Matías era un niño insultantemente curioso. Tenía 11 años y ya había visto un muerto. Un vagabundo al que apalearon un grupo de adolescentes borrachos. Era el peor recuerdo de su vida.
Fue precisamente ese exceso de curiosidad el que le llevó a correr hacia unos espantosos gritos. El mendigo le pidió ayuda cuando estaba moribundo, pero si la curiosidad le había llevado hasta allí, la cobardía le hizo huir. Tras esa carrera despavorida, el cadáver de tez blanquecina, ojos amoratados, y una boca cubierta por una costra de saliva y sangre, le visitaba en la oscuridad. Todos los días, al apagar la luz, escuchaba el estridente sonido del vagabundo al arrastrar el pico blancuzco de la tibia por el suelo del pasillo.
La noche ya no era para dormir sino para temer. Para huir y evitar que el muerto le hiciera lo mismo que le habían hecho a él.

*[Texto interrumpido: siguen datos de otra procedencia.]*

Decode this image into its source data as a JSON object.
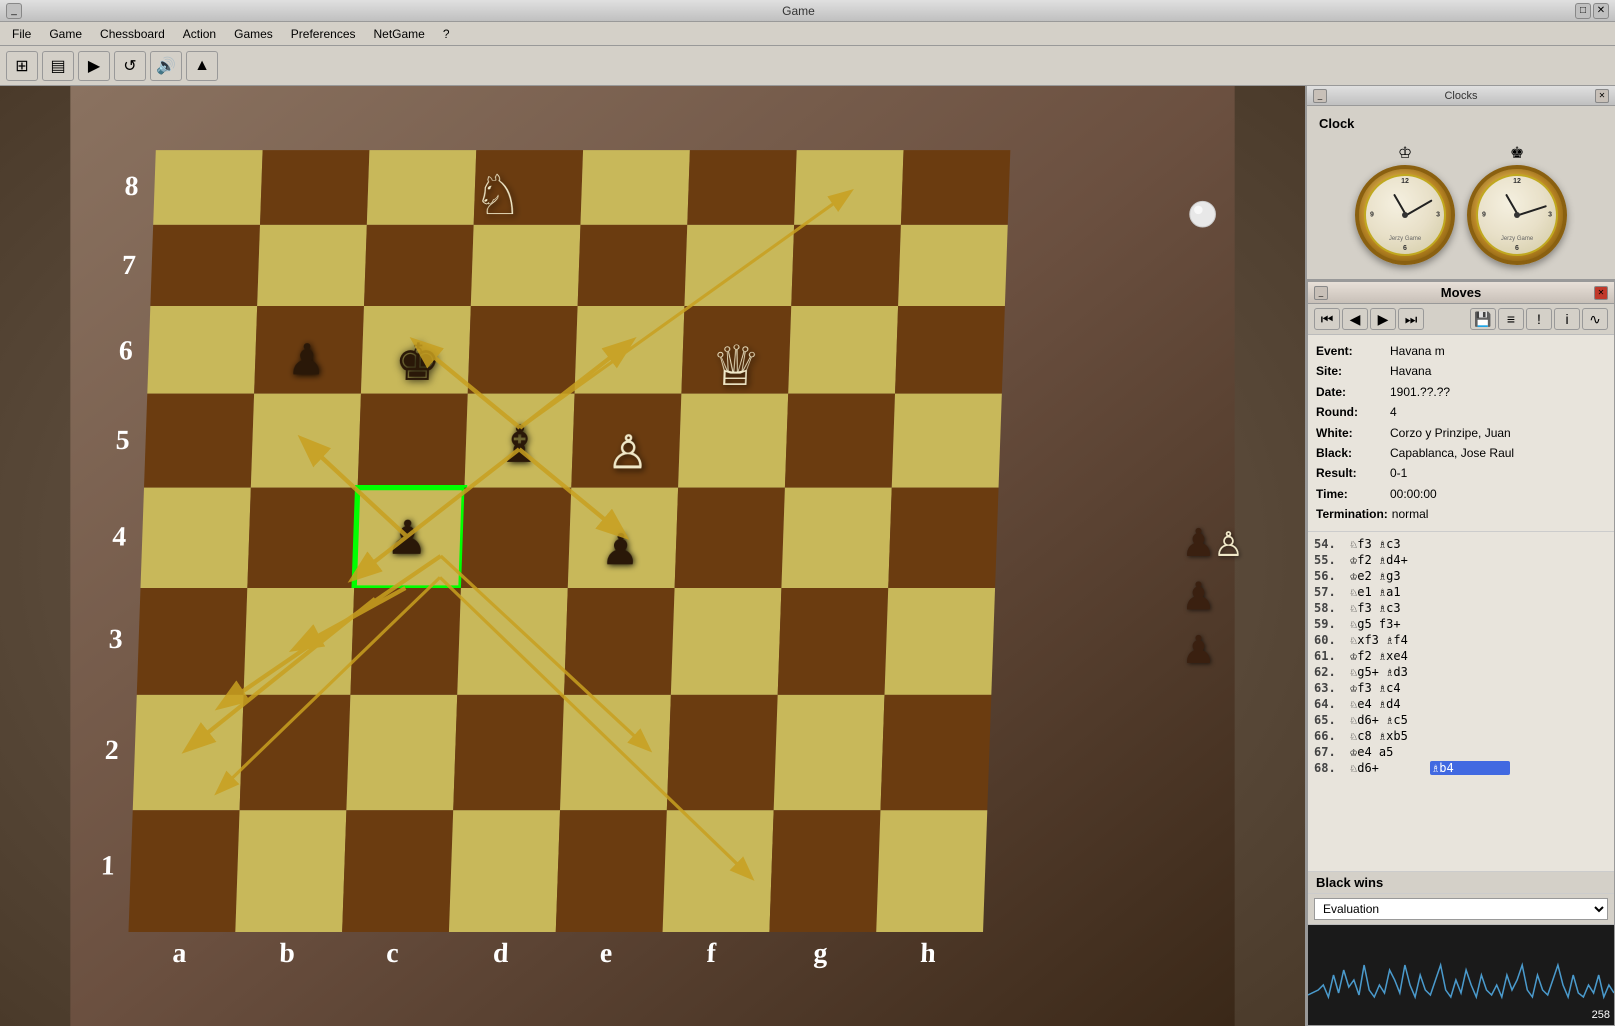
{
  "window": {
    "title": "Game",
    "clock_window_title": "Clocks"
  },
  "menu": {
    "items": [
      "File",
      "Game",
      "Chessboard",
      "Action",
      "Games",
      "Preferences",
      "NetGame",
      "?"
    ]
  },
  "toolbar": {
    "buttons": [
      {
        "name": "new-button",
        "icon": "⊞",
        "label": "New"
      },
      {
        "name": "open-button",
        "icon": "▤",
        "label": "Open"
      },
      {
        "name": "play-button",
        "icon": "▶",
        "label": "Play"
      },
      {
        "name": "rotate-button",
        "icon": "↺",
        "label": "Rotate"
      },
      {
        "name": "sound-button",
        "icon": "🔊",
        "label": "Sound"
      },
      {
        "name": "flag-button",
        "icon": "▲",
        "label": "Flag"
      }
    ]
  },
  "clock": {
    "label": "Clock",
    "white_crown": "♔",
    "black_crown": "♚",
    "white_hour": 330,
    "white_minute": 60,
    "black_hour": 330,
    "black_minute": 72
  },
  "moves_panel": {
    "title": "Moves",
    "nav_buttons": [
      "⏮",
      "◀",
      "▶",
      "⏭"
    ],
    "save_icon": "💾",
    "tools": [
      "≡",
      "!",
      "i",
      "∿"
    ]
  },
  "game_info": {
    "event_label": "Event:",
    "event_val": "Havana m",
    "site_label": "Site:",
    "site_val": "Havana",
    "date_label": "Date:",
    "date_val": "1901.??.??",
    "round_label": "Round:",
    "round_val": "4",
    "white_label": "White:",
    "white_val": "Corzo y Prinzipe, Juan",
    "black_label": "Black:",
    "black_val": "Capablanca, Jose Raul",
    "result_label": "Result:",
    "result_val": "0-1",
    "time_label": "Time:",
    "time_val": "00:00:00",
    "termination_label": "Termination:",
    "termination_val": "normal"
  },
  "moves": [
    {
      "num": "54.",
      "white": "♘f3 ♗c3",
      "black": ""
    },
    {
      "num": "55.",
      "white": "♔f2 ♗d4+",
      "black": ""
    },
    {
      "num": "56.",
      "white": "♔e2 ♗g3",
      "black": ""
    },
    {
      "num": "57.",
      "white": "♘e1 ♗a1",
      "black": ""
    },
    {
      "num": "58.",
      "white": "♘f3 ♗c3",
      "black": ""
    },
    {
      "num": "59.",
      "white": "♘g5 f3+",
      "black": ""
    },
    {
      "num": "60.",
      "white": "♘xf3 ♗f4",
      "black": ""
    },
    {
      "num": "61.",
      "white": "♔f2 ♗xe4",
      "black": ""
    },
    {
      "num": "62.",
      "white": "♘g5+ ♗d3",
      "black": ""
    },
    {
      "num": "63.",
      "white": "♔f3 ♗c4",
      "black": ""
    },
    {
      "num": "64.",
      "white": "♘e4 ♗d4",
      "black": ""
    },
    {
      "num": "65.",
      "white": "♘d6+ ♗c5",
      "black": ""
    },
    {
      "num": "66.",
      "white": "♘c8 ♗xb5",
      "black": ""
    },
    {
      "num": "67.",
      "white": "♔e4 a5",
      "black": ""
    },
    {
      "num": "68.",
      "white": "♘d6+",
      "black": "♗b4"
    }
  ],
  "status": {
    "text": "Black wins"
  },
  "evaluation": {
    "label": "Evaluation",
    "graph_number": "258"
  },
  "board": {
    "rank_labels": [
      "8",
      "7",
      "6",
      "5",
      "4",
      "3",
      "2",
      "1"
    ],
    "file_labels": [
      "a",
      "b",
      "c",
      "d",
      "e",
      "f",
      "g",
      "h"
    ],
    "selected_square": "c4"
  }
}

Cada noche echaba el pestillo y cada noche el chirrido de la manivela le despertaba entre sudores. Matías permanecía inmóvil, con el corazón desbocado y al borde del llanto mientras la oscuridad envolvía el aterrador sonido que atravesaba la puerta y desaparecía en cuanto abría los ojos.
Esa noche el viento agitaba violentamente la ventana. La luz de la luna iluminaba la habitación convirtiéndola en un llama plateada que emitía un fulgor fantasmal en la penumbra. Matías estaba sentado en la cama, armado con un cuchillo que había cogido de la cocina. Sus ojos azules eran ahora dos ahogadas esferas rojizas que envolvían un rostro horrorizado.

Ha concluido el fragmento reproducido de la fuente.